Anti-Gravity: From Fear of Heights to a Love of Flight
- Drew Mims

- Aug 19, 2020
- 2 min read
Updated: Jul 30
For a long time, I thought I was afraid of heights.
My legs would tense near ledges, my breath would catch on balconies, and just the thought of a free fall made my stomach turn. I used to say, “Nah, that’s not for me.” But deep down, it wasn’t the height I feared—it was the drop. The free fall. That moment when your body loses its bearings and gravity takes control.
But something in me was still curious. Drawn to the sky. I didn’t want to be stuck on the ground just because fear told me I should be.
So one day, I made the jump. Literally. Out of s perfectly good plane.
The first time I went skydiving changed everything. I signed the waiver, suited up, and tried not to overthink it. As we climbed altitude, my fear didn’t go away—but something else started rising alongside it. A sense of surrender. A sense of why not?

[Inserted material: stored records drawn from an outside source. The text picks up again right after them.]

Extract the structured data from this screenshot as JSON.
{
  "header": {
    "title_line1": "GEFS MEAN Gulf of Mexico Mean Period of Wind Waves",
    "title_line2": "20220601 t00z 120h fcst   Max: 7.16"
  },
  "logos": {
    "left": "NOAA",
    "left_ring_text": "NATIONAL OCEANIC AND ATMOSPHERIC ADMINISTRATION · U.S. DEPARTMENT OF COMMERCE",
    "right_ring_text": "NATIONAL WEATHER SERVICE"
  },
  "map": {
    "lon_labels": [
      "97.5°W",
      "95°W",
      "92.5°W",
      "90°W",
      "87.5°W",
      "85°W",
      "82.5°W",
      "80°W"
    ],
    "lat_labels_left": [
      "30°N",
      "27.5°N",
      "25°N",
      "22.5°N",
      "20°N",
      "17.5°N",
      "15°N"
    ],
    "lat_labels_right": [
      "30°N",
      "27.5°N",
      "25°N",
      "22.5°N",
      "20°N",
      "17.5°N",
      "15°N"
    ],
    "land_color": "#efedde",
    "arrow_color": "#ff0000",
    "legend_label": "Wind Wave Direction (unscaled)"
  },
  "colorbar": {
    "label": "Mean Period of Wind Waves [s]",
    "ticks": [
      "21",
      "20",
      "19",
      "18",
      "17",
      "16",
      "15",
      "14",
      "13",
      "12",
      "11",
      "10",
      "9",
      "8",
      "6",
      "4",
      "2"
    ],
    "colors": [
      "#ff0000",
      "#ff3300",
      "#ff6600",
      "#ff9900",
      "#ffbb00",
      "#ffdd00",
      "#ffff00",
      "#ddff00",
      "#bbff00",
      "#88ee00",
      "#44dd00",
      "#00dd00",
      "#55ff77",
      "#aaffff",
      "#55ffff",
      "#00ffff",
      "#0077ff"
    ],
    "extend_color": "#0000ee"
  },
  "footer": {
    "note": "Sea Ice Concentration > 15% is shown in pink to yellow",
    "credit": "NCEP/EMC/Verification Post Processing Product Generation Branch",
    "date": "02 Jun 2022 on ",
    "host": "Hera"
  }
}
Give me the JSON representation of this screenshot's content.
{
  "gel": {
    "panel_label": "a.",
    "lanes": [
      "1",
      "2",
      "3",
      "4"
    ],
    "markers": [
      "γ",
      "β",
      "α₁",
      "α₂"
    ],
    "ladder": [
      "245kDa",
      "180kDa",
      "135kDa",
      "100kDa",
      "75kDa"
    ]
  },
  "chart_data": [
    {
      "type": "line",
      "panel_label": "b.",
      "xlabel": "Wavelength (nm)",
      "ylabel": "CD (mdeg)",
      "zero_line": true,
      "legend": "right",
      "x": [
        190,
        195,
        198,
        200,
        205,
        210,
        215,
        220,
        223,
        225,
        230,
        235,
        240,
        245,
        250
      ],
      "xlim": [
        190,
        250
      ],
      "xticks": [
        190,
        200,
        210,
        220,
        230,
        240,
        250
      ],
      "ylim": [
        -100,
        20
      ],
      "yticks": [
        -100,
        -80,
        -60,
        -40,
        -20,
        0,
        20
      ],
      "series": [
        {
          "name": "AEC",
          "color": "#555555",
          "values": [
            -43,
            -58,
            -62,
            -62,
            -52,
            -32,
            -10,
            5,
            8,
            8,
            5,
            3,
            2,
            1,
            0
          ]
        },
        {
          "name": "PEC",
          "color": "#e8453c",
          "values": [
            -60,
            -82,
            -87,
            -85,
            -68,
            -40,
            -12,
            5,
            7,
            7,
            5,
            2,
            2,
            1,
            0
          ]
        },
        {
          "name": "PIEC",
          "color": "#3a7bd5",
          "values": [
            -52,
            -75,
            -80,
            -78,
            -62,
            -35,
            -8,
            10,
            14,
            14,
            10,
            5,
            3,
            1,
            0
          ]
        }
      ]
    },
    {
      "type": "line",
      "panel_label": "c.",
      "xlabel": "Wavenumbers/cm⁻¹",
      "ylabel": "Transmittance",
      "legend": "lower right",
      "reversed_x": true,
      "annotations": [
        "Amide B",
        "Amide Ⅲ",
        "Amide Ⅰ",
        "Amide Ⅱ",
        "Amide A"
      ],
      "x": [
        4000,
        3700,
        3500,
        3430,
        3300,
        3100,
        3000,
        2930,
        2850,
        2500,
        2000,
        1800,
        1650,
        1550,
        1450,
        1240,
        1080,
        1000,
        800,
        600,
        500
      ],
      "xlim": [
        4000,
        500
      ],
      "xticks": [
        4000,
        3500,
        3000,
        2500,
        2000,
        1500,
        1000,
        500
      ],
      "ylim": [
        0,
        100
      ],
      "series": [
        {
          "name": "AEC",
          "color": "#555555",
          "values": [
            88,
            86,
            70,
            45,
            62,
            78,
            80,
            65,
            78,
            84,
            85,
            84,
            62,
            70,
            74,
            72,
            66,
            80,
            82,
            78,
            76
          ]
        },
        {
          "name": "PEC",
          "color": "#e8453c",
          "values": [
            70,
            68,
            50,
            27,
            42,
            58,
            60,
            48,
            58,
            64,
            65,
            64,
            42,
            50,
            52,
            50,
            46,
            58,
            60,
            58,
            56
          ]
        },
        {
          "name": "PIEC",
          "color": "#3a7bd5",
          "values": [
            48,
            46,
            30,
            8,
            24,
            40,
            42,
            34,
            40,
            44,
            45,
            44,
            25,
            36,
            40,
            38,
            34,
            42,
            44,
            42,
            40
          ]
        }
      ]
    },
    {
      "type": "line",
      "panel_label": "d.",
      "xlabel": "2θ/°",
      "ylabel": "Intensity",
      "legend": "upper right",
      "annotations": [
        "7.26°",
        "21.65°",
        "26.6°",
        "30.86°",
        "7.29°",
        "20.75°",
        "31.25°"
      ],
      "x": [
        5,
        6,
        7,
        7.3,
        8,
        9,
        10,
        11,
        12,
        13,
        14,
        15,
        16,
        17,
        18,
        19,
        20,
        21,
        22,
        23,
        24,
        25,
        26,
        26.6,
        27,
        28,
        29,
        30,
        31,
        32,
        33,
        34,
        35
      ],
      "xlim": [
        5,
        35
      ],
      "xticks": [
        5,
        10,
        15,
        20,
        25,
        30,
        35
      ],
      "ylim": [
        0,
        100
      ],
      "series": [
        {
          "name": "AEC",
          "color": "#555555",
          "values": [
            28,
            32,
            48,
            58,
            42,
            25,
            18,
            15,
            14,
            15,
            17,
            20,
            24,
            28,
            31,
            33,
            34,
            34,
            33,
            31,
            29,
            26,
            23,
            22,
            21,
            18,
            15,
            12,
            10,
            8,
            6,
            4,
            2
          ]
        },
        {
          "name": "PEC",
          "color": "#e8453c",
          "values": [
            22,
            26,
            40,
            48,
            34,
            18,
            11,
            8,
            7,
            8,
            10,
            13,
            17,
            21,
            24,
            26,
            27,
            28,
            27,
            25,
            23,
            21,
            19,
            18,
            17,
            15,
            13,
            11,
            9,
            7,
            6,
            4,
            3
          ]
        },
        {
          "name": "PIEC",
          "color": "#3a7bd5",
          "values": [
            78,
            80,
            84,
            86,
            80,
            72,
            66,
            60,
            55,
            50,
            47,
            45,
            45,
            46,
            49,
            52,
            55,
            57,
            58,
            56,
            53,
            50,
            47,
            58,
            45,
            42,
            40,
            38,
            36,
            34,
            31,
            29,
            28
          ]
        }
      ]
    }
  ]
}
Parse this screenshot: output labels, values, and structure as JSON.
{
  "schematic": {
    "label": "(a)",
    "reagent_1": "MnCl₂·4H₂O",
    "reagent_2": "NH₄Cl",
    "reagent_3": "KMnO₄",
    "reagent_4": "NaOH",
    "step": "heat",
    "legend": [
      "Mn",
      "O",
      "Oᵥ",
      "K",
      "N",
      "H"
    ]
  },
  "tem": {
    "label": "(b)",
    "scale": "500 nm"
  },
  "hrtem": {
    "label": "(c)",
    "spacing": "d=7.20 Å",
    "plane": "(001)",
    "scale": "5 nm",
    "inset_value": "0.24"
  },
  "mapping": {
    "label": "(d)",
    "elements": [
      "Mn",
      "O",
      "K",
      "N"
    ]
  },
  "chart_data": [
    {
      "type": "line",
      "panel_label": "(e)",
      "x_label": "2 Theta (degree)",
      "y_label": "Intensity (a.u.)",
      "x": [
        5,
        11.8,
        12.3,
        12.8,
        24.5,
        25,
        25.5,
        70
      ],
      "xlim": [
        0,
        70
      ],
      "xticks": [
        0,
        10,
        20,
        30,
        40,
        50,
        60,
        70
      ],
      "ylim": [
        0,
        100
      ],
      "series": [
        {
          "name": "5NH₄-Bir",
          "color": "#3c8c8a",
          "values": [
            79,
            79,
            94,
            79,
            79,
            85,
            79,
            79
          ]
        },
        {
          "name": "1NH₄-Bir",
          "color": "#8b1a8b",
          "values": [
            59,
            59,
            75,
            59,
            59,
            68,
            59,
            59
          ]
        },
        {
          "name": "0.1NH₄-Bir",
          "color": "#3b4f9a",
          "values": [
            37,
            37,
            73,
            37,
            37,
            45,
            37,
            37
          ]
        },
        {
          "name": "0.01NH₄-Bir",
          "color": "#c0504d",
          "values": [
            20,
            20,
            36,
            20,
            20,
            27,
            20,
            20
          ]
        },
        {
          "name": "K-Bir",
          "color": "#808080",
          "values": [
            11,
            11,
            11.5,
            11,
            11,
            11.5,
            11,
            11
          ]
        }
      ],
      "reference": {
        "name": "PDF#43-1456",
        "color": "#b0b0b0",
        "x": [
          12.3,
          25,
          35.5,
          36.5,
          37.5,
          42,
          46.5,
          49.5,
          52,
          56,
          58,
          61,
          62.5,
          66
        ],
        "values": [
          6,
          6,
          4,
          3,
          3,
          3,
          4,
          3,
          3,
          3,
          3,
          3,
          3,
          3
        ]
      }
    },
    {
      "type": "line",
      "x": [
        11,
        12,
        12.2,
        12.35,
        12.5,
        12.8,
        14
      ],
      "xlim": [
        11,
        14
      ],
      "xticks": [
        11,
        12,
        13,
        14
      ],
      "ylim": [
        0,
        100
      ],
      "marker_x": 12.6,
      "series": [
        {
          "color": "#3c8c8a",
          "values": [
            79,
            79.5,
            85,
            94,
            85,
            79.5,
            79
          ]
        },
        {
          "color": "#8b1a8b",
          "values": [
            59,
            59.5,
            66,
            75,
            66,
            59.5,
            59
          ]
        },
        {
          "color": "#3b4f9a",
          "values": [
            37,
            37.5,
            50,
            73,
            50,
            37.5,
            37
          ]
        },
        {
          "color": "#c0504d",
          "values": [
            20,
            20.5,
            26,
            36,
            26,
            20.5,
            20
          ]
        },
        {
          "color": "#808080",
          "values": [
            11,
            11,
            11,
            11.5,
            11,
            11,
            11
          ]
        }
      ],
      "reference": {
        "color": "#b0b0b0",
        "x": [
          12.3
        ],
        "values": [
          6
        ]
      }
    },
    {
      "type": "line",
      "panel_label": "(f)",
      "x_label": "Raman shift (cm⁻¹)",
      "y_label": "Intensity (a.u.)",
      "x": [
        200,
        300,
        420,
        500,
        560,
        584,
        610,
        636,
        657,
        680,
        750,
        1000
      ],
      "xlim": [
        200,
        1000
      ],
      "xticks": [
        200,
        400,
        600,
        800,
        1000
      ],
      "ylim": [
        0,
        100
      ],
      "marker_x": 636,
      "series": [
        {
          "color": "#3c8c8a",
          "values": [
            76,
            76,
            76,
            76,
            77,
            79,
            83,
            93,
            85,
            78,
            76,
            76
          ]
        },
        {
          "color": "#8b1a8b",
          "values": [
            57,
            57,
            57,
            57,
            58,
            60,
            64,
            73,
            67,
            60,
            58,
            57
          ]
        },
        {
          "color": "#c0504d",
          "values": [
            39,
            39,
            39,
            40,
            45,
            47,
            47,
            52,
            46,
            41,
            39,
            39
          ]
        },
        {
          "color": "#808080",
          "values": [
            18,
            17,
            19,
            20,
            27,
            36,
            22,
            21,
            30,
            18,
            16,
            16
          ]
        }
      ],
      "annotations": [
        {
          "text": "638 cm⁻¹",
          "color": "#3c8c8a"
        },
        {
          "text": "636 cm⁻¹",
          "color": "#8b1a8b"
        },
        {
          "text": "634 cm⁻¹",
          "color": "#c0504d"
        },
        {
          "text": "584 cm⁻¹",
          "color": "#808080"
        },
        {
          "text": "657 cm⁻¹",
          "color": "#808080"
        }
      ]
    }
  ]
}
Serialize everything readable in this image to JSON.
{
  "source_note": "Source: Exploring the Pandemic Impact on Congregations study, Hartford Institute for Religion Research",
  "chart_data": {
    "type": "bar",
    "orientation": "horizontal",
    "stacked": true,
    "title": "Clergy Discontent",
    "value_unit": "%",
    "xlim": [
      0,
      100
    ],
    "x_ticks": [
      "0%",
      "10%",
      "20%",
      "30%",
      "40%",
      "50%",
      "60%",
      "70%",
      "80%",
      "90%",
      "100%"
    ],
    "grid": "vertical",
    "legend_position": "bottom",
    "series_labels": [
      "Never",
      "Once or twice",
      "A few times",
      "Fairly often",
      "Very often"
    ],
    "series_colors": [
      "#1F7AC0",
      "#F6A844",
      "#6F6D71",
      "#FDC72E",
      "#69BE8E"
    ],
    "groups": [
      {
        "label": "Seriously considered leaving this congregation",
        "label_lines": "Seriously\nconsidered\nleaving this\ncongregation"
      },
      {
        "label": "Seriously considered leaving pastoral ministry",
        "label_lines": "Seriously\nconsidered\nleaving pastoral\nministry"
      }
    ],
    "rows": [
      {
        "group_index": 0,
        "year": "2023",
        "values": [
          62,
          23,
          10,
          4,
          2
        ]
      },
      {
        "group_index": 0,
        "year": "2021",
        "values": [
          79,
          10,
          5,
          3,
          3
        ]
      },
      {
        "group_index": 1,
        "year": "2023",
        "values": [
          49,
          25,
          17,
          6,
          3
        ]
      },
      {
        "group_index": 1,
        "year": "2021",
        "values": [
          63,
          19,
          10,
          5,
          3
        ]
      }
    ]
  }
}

When we jumped, everything I thought I knew about fear and flight fell away with the wind. I wasn’t afraid. I was flying. It didn’t feel like falling—it felt like freedom. A kind I’d never known before. And when my feet finally touched the ground again, something in me shifted.
I didn’t die. And suddenly, everything felt possible.
That skydive became the catalyst for a new chapter. If I could do that… what else could I do?
So I started saying yes more. Yes to bungee jumping off a platform that made my knees wobble. Yes to hang gliding in Brazil, arms outstretched above one of the most beautiful coastlines in the world.Yes to paragliding, cliff diving, zip-lining—anything that gave me that feeling of freedom, that anti-gravity high.
I started chasing that sensation—not just the thrill, but the clarity that comes when you let go of fear and just trust.
Somewhere along the way, I realized: I was never really afraid of heights. I was afraid of falling short. Of missing out. Of letting fear decide the shape of my life.
But once I changed my mindset from “What if I fall?” to “What if I fly?”—the sky stopped being the limit.It became the invitation.